Getting your daughter more interested in food could help her. As she is now old enough to be able to help you prepare meals, encourage her to be your helper. There are plenty of children’s cooking sets available with aprons, spoons and child-sized tins which you could give her to make her position as “helper” important.
Think of ways to make food attractive to her. Use a pizza base and get decorating together. A face is easy to make, using slices of tomato, strips of pepper and grated cheese. If your baby is ready to eat things like this, get your daughter to make her siblings food as well as her own. This will help her to see preparing food and eating as a social activity.

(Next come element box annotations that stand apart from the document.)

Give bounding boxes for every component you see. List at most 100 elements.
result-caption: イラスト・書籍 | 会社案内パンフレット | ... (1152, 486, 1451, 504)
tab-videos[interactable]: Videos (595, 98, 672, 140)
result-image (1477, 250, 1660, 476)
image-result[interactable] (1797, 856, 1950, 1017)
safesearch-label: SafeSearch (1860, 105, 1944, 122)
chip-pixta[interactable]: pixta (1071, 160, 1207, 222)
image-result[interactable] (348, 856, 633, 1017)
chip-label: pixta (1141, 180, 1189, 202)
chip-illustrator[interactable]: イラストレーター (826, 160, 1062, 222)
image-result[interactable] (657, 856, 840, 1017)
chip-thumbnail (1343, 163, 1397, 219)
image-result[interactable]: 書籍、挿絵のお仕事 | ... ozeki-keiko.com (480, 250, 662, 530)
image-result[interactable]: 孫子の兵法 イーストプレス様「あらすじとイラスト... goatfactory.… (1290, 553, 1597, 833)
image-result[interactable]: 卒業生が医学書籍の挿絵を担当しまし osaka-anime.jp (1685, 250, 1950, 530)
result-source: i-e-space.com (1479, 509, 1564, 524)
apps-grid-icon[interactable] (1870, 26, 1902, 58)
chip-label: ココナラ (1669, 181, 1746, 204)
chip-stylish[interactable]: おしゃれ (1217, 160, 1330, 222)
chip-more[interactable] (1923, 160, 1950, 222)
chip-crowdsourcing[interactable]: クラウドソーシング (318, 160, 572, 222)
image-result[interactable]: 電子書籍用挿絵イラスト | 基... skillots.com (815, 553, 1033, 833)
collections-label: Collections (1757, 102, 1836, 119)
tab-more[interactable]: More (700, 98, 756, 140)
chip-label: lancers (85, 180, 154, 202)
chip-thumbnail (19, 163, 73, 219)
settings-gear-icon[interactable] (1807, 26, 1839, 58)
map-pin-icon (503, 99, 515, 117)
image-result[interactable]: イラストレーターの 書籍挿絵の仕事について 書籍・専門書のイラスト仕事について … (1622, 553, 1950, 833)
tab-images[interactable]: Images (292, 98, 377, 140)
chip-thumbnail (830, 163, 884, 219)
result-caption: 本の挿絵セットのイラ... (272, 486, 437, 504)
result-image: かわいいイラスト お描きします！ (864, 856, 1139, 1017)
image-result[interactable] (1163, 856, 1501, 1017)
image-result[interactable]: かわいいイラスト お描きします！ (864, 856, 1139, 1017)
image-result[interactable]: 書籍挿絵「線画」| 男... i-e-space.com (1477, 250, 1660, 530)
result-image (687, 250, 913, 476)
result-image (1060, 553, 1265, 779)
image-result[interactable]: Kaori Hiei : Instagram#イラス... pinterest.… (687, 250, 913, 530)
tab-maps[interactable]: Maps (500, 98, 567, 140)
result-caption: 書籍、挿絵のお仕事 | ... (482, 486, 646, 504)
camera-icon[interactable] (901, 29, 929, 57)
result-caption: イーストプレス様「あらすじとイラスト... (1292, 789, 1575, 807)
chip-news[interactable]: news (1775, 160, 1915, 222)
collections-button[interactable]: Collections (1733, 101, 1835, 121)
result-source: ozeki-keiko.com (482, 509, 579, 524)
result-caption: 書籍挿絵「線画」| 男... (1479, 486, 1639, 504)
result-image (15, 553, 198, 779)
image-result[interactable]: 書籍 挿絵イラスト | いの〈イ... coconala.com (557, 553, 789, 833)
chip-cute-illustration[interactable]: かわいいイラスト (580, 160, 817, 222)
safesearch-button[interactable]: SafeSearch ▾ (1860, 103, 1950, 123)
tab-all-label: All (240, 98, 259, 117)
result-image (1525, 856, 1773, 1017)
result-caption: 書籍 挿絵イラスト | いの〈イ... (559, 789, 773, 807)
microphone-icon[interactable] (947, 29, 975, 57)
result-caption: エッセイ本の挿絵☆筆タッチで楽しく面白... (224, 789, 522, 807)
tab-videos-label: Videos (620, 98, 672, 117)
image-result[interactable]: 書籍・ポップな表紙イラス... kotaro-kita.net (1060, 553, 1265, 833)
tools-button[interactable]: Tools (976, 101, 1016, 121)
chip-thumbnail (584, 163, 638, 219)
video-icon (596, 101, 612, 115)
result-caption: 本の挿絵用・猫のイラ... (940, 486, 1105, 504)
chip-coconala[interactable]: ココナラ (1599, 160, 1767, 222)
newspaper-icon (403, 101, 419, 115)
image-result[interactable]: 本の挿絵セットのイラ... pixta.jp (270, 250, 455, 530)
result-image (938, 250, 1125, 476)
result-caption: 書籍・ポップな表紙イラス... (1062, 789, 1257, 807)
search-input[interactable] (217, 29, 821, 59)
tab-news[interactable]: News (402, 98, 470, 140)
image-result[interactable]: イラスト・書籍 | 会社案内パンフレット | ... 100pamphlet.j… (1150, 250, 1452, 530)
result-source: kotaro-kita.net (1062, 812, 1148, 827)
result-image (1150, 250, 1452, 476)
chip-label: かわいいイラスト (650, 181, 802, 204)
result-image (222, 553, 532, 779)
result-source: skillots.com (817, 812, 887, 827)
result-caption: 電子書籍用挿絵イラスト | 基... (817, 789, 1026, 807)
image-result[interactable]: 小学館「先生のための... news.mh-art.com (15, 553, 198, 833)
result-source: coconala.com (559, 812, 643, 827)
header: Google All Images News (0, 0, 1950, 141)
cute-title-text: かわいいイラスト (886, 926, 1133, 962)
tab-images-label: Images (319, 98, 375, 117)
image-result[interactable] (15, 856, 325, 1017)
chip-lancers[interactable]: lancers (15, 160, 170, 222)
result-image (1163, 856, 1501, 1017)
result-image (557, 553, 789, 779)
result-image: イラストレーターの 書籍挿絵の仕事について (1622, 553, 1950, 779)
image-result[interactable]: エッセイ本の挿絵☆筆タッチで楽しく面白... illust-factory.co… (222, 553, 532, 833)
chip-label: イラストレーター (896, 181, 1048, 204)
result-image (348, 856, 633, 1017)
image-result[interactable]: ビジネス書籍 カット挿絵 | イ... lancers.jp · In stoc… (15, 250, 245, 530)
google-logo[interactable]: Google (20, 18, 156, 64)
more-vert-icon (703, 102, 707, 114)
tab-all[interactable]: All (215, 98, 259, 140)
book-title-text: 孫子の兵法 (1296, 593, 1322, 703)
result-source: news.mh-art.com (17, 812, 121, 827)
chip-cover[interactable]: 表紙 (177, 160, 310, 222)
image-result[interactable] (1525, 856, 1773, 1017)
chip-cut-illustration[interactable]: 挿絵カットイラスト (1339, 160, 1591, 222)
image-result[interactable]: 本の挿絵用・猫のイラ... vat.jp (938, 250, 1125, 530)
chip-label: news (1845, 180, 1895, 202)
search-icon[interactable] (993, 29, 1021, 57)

Using simple cake mixes can be a fun activity for a rainy afternoon, but you could also make up some pastry which she could roll and cut out into tart shapes. You could bake these blind and then fill them with fruits and a jam glaze, or make up a quiche-type filling and bake them for the children’s tea.
Look in simple cookery books for ideas. Your daughter could choose something she likes the look of and could help make it for the family. Although you will probably need to do most of the “cooking”, there will be always be some things your daughter could help with.
Encouraging your daughter to be more interested in food generally, getting her to help shop and prepare for meals, could help her be more interested in eating the same things as the rest of the family.
Let her have a picnic type tea with her toys, where she decides what to serve and let her decide what her friends are served when they come round for tea. In general, getting your daughter a little more involved in the preparation of food, should help her be a little more adventurous in eating a wider variety of foods. Using the foods she does like in different ways, may be a challenge to you, but help her accept different foods such as the ones served at nursery. Finding books about where food comes from, and beginning to compile a scrapbook of favourite recipes, will all help. You could photograph a meal she has helped to make and write out the recipe, so she recalls the pleasant times that eating as a family brings. Taking the tension out of mealtimes is never easy, especially with a child who has a small appetite, but once you begin to find ways to make food and its preparation more appealing to her, you should find she is more willing to experiment.